Expoentes da HQ nacional, os dois amigos falarão na Tenda dos Autores, o palco principal do encontro, no sábado à noite (dia 7), com mediação do jornalista Claudiney Ferreira e patrocínio do Itaú Cultural. Os ingressos serão vendidos em data mais próxima ao início da festa.

O debate, afirmam eles, será o mais informal possível, uma conversa entre amigos de quase 40 anos.

"Já fizemos muitas palestras juntos. Eu já sei até o que ele fala e ele sabe o que eu falo", brincou Angeli.

"Não consigo seguir roteiro. Se propõem um, digo que sim, mas na hora eu mudo. Continuará assim. Vamos falar sobre HQ, comportamento e, principalmente, humor."

"O mais gostoso", acrescenta, "é responder ao público". O criador da Rê Bordosa (de quem será lançada uma antologia na Flip) dá a deixa aos fãs: "Quando o público provoca, fica até melhor".
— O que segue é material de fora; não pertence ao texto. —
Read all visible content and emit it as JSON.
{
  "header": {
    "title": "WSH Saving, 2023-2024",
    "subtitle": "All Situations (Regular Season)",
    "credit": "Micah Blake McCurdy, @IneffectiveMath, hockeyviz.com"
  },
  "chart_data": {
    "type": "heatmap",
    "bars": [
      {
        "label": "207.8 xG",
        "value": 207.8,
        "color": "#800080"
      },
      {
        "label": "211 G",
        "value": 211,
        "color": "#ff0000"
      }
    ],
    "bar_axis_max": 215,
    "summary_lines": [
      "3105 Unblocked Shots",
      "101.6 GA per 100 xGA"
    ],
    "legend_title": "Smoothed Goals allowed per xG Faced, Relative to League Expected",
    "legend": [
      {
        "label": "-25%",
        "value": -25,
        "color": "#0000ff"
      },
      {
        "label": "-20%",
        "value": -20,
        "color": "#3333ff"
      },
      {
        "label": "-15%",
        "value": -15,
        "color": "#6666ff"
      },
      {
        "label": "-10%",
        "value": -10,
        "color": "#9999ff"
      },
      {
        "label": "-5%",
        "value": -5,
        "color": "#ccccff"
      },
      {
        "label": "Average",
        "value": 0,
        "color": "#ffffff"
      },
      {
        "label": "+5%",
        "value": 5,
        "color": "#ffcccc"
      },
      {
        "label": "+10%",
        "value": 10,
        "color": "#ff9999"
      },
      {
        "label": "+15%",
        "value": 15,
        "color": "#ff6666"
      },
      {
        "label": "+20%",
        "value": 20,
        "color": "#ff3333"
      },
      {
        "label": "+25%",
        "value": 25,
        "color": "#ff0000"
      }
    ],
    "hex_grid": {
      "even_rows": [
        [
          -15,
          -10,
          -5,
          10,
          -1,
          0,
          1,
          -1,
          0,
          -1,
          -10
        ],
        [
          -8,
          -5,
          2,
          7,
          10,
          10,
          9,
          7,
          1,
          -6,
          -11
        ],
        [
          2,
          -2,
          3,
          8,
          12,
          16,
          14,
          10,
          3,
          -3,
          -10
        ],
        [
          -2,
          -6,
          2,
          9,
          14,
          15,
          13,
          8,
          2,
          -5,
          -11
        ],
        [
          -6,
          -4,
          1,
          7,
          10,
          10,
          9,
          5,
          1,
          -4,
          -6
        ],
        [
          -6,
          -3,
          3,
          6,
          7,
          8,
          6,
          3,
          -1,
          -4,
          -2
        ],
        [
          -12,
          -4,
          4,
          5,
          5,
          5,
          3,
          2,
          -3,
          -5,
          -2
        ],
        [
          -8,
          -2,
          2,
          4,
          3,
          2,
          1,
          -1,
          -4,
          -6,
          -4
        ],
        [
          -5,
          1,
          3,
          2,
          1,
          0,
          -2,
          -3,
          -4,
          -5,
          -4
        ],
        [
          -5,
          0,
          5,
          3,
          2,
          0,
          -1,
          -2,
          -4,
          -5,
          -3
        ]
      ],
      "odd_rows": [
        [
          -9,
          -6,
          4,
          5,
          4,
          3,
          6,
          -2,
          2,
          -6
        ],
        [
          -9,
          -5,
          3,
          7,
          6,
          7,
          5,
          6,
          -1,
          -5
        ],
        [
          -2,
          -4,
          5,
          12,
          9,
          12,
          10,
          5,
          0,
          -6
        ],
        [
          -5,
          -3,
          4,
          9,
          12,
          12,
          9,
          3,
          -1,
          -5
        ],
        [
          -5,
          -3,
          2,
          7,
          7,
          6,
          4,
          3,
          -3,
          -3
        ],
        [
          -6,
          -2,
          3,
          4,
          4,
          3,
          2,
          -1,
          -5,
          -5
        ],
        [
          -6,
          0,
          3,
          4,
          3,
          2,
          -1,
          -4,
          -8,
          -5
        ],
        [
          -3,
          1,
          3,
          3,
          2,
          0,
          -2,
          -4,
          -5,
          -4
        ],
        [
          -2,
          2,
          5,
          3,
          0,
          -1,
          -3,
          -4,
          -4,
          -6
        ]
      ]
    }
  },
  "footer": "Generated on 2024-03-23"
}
Ambos quadrinistas e cartunistas da Folha, Angeli, 55, e Laerte, que fará 61 no domingo, também vão coordenar, nos dias 6 e 7 de julho, a oficina literária da décima Flip, já divulgada anteriormente, para 30 ilustradores selecionados em concurso.

Segundo Laerte, ele e Angeli recordarão sua experiência desde o tempo em que faziam fanzines. "Costuma se entender oficina como algo mais didático, mas nem eu nem ele temos tarimba em ensinar. Vamos falar do nosso trabalho e ouvir o que os meninos têm a dizer."

Angeli concorda. "Nunca soube ensinar para alguém o que faço, não tenho método. Prefiro bater um papo, conversar de igual para igual."

Sobre a relação entre HQ e literatura, os amigos têm visões ligeiramente desiguais.

"HQ não é literatura, são coisas distintas, linguagens diferentes para contar histórias", disse Angeli.

"Encaro o que faço como literatura, sim. O fato de [a HQ] ser uma narrativa em imagens aproxima as linguagens", afirmou Laerte.

Questionado sobre como se define profissionalmente numa ficha de hotel, Angeli respondeu que como jornalista. "Tenho olhar de jornalista, de trazer pro meu trabalho o que está acontecendo."